Insiders say these revelations may have informed the President’s decision to fire the former coordinator of the SGR project, Kasingye Kyamugambi. The Independent had earlier reported that Museveni believed Kyamugambi had been compromised by the Chinese and blamed him for the inflation of the project cost.
Given the stakes, insiders say, President Museveni had planted spies at some of the hotels where the CHEC officials were holding meetings. In the heat of the negotiations, his spies reported to Museveni learnt that the CHEC officials had invited Kyamugambi and he had gone to the hotel to meet them.
The Independent could not establish whether it is the details of this meeting that ticked off the president or the contents of the list given to him by the Chinese.
This is not the first time a project of this magnitude is rocked by bribery allegations. When in 2010, government called bids for the 600 MW Karuma dam, eight major bidders were shortlisted. All the others except three companies–two Chinese and one Iranian were eliminated at the pre-qualification stage.
Around that time, The East African reported that the evaluation committee had received $1.2 million from the Chinese. Then in 2013, Daily Monitor reported that President Museveni had told cabinet that some of his ministers were demanding for a $200 million bribe from a Chinese firm aspiring to win the Karuma power dam construction contract. Multiple petitions and investigations delayed the deal until the president intervened and awarded the deal to one of the competing firms— Sinohydro.

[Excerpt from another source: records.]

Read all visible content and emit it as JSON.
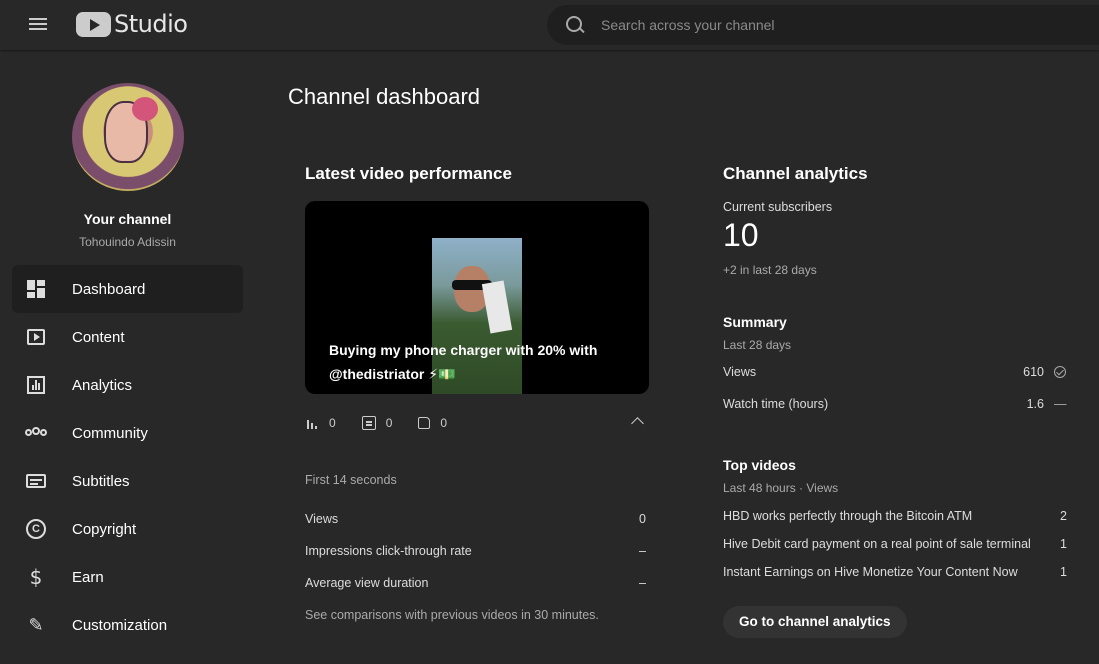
{
  "header": {
    "logo_text": "Studio",
    "search_placeholder": "Search across your channel"
  },
  "sidebar": {
    "your_channel": "Your channel",
    "owner": "Tohouindo Adissin",
    "items": [
      {
        "label": "Dashboard",
        "icon": "dashboard-icon",
        "active": true
      },
      {
        "label": "Content",
        "icon": "content-icon"
      },
      {
        "label": "Analytics",
        "icon": "analytics-icon"
      },
      {
        "label": "Community",
        "icon": "community-icon"
      },
      {
        "label": "Subtitles",
        "icon": "subtitles-icon"
      },
      {
        "label": "Copyright",
        "icon": "copyright-icon"
      },
      {
        "label": "Earn",
        "icon": "earn-icon"
      },
      {
        "label": "Customization",
        "icon": "customization-icon"
      }
    ]
  },
  "main": {
    "page_title": "Channel dashboard",
    "latest": {
      "title": "Latest video performance",
      "video_title": "Buying my phone charger with 20% with @thedistriator ⚡💵",
      "views_count": "0",
      "comments_count": "0",
      "likes_count": "0",
      "period": "First 14 seconds",
      "metrics": [
        {
          "label": "Views",
          "value": "0"
        },
        {
          "label": "Impressions click-through rate",
          "value": "–"
        },
        {
          "label": "Average view duration",
          "value": "–"
        }
      ],
      "note": "See comparisons with previous videos in 30 minutes."
    },
    "analytics": {
      "title": "Channel analytics",
      "subs_label": "Current subscribers",
      "subs_value": "10",
      "subs_change": "+2 in last 28 days",
      "summary_title": "Summary",
      "summary_period": "Last 28 days",
      "summary": [
        {
          "label": "Views",
          "value": "610",
          "indicator": "check"
        },
        {
          "label": "Watch time (hours)",
          "value": "1.6",
          "indicator": "—"
        }
      ],
      "top_title": "Top videos",
      "top_period": "Last 48 hours · Views",
      "top_videos": [
        {
          "title": "HBD works perfectly through the Bitcoin ATM",
          "views": "2"
        },
        {
          "title": "Hive Debit card payment on a real point of sale terminal",
          "views": "1"
        },
        {
          "title": "Instant Earnings on Hive Monetize Your Content Now",
          "views": "1"
        }
      ],
      "cta": "Go to channel analytics"
    }
  }
}
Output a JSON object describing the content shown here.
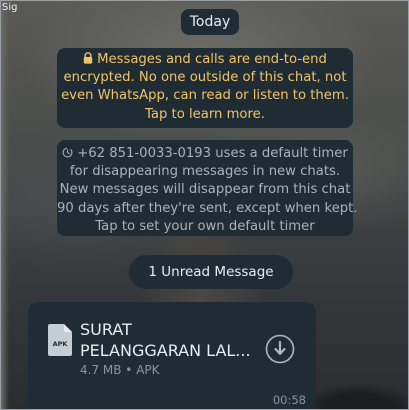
{
  "edge_text": "Sig",
  "date_chip": "Today",
  "encryption_notice": {
    "lines": [
      "Messages and calls are end-to-end",
      "encrypted. No one outside of this chat, not",
      "even WhatsApp, can read or listen to them.",
      "Tap to learn more."
    ],
    "icon": "lock-icon"
  },
  "timer_notice": {
    "lines": [
      "+62 851-0033-0193 uses a default timer",
      "for disappearing messages in new chats.",
      "New messages will disappear from this chat",
      "90 days after they're sent, except when kept.",
      "Tap to set your own default timer"
    ],
    "icon": "disappearing-timer-icon"
  },
  "unread_divider": "1 Unread Message",
  "message": {
    "file_name_lines": [
      "SURAT",
      "PELANGGARAN LAL..."
    ],
    "file_type_badge": "APK",
    "file_meta": "4.7 MB  •  APK",
    "time": "00:58",
    "download_icon": "download-icon"
  },
  "colors": {
    "bubble_bg": "#1f2c34",
    "encryption_text": "#f2c468",
    "system_text": "#a8b3ba",
    "primary_text": "#e9edef",
    "secondary_text": "#8696a0"
  }
}
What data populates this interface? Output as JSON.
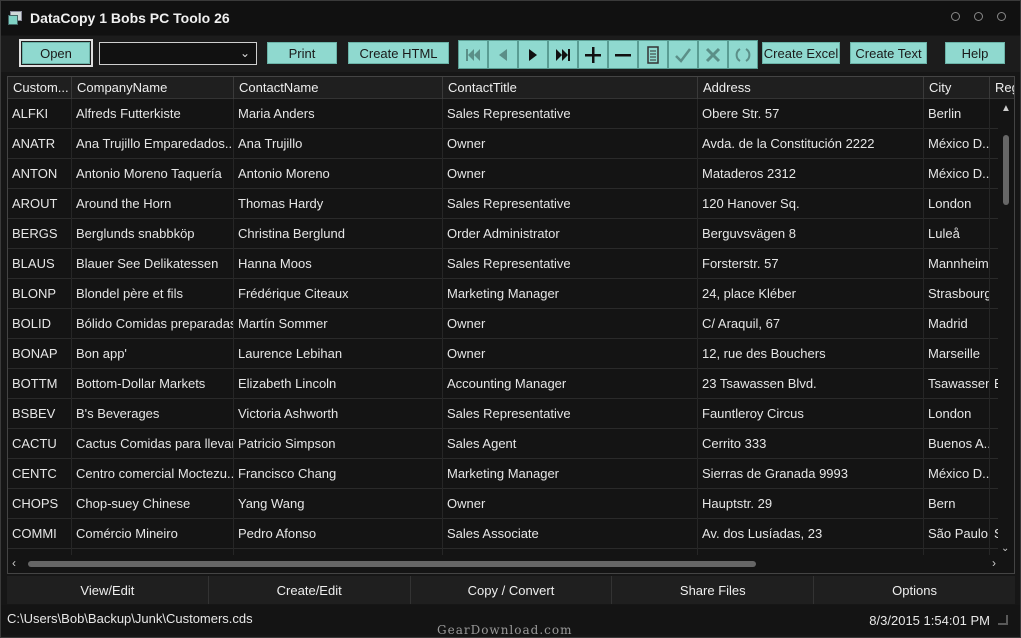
{
  "window": {
    "title": "DataCopy 1 Bobs PC Toolo 26"
  },
  "toolbar": {
    "open_label": "Open",
    "combo_value": "",
    "print_label": "Print",
    "create_html_label": "Create HTML",
    "create_excel_label": "Create Excel",
    "create_text_label": "Create Text",
    "help_label": "Help",
    "nav_icons": [
      "first-record-icon",
      "prev-record-icon",
      "next-record-icon",
      "last-record-icon",
      "add-record-icon",
      "delete-record-icon",
      "edit-record-icon",
      "post-record-icon",
      "cancel-record-icon",
      "refresh-icon"
    ]
  },
  "grid": {
    "columns": [
      "Custom...",
      "CompanyName",
      "ContactName",
      "ContactTitle",
      "Address",
      "City",
      "Reg"
    ],
    "rows": [
      [
        "ALFKI",
        "Alfreds Futterkiste",
        "Maria Anders",
        "Sales Representative",
        "Obere Str. 57",
        "Berlin",
        ""
      ],
      [
        "ANATR",
        "Ana Trujillo Emparedados...",
        "Ana Trujillo",
        "Owner",
        "Avda. de la Constitución 2222",
        "México D...",
        ""
      ],
      [
        "ANTON",
        "Antonio Moreno Taquería",
        "Antonio Moreno",
        "Owner",
        "Mataderos  2312",
        "México D...",
        ""
      ],
      [
        "AROUT",
        "Around the Horn",
        "Thomas Hardy",
        "Sales Representative",
        "120 Hanover Sq.",
        "London",
        ""
      ],
      [
        "BERGS",
        "Berglunds snabbköp",
        "Christina Berglund",
        "Order Administrator",
        "Berguvsvägen  8",
        "Luleå",
        ""
      ],
      [
        "BLAUS",
        "Blauer See Delikatessen",
        "Hanna Moos",
        "Sales Representative",
        "Forsterstr. 57",
        "Mannheim",
        ""
      ],
      [
        "BLONP",
        "Blondel père et fils",
        "Frédérique Citeaux",
        "Marketing Manager",
        "24, place Kléber",
        "Strasbourg",
        ""
      ],
      [
        "BOLID",
        "Bólido Comidas preparadas",
        "Martín Sommer",
        "Owner",
        "C/ Araquil, 67",
        "Madrid",
        ""
      ],
      [
        "BONAP",
        "Bon app'",
        "Laurence Lebihan",
        "Owner",
        "12, rue des Bouchers",
        "Marseille",
        ""
      ],
      [
        "BOTTM",
        "Bottom-Dollar Markets",
        "Elizabeth Lincoln",
        "Accounting Manager",
        "23 Tsawassen Blvd.",
        "Tsawassen",
        "B"
      ],
      [
        "BSBEV",
        "B's Beverages",
        "Victoria Ashworth",
        "Sales Representative",
        "Fauntleroy Circus",
        "London",
        ""
      ],
      [
        "CACTU",
        "Cactus Comidas para llevar",
        "Patricio Simpson",
        "Sales Agent",
        "Cerrito 333",
        "Buenos A...",
        ""
      ],
      [
        "CENTC",
        "Centro comercial Moctezu...",
        "Francisco Chang",
        "Marketing Manager",
        "Sierras de Granada 9993",
        "México D...",
        ""
      ],
      [
        "CHOPS",
        "Chop-suey Chinese",
        "Yang Wang",
        "Owner",
        "Hauptstr. 29",
        "Bern",
        ""
      ],
      [
        "COMMI",
        "Comércio Mineiro",
        "Pedro Afonso",
        "Sales Associate",
        "Av. dos Lusíadas, 23",
        "São Paulo",
        "S"
      ],
      [
        "",
        "",
        "",
        "",
        "",
        "",
        ""
      ]
    ]
  },
  "tabs": [
    "View/Edit",
    "Create/Edit",
    "Copy / Convert",
    "Share Files",
    "Options"
  ],
  "status": {
    "path": "C:\\Users\\Bob\\Backup\\Junk\\Customers.cds",
    "datetime": "8/3/2015 1:54:01 PM"
  },
  "watermark": "GearDownload.com",
  "colors": {
    "accent": "#8fd9cf",
    "background": "#141414"
  }
}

The SGR has also suffered a wave of endless delays since 2008 when President Museveni and then Kenyan President Mwai Kibaki met in Nairobi agreed to build the SGR for East and Central Africa, is finally expected to kick off.
During this year’s State of the Nation Address, President Museveni said he was taking his time with the deal in order to get a better offer. “We are going to build the Standard Gauge Railway,” President Museveni said, “We are only continuing to refine the issues of cost and quality with the partners we are talking with.” Indeed, Kyamugambi’s troubles started with the fight over cost.
Government had carried out a study with Gauff Engineers, a German company, which had given the design of the Malaba-Kampala and an engineer’s estimate. The engineer’s estimate had two figures; for diesel and electrification.
The cost for diesel was $2b and for electric was $2.4b in both cases without locomotives and rolling stock. When government negotiated with CHEC they agreed to $1.95 billion for the electrified system without rolling stock and locomotives, which was 15% lower, and CHEC’s offer was superior to what the German engineers had recommended and costed. It is superior in terms of durability, safely, and comfort.
According Kyamugambi’s team figures, in Kenya, the SGR would cost $7.3 million per km, in Uganda $7.3 million or $ 6.9 million and Tanzania $5 million per km. At $ 7.3million, Kenya was getting a railway that runs on diesel and for the same, Uganda; with a worse terrain and hydrology, was getting an electric railway.
With the non-electric, Uganda would be $6.9 million. But in December 2016, the parliamentary infrastructure committee, which had traveled to Ethiopia for bench-marking, issued a report showing that Uganda’s cost was more inflated than Kenya’s, Ethiopia’s and Tanzania’s.
In railways there is route km and track km. Track km includes the tracks on stations and passing loops. Route km is only the distance from point A to B. For Uganda, parliament divided the cost by route km and for Kenya by track km distorting the whole picture, Kyamugambi’s team argued. Parliament also included the cost of rolling stock and locomotives in the Uganda cost and excluded it in Kenya.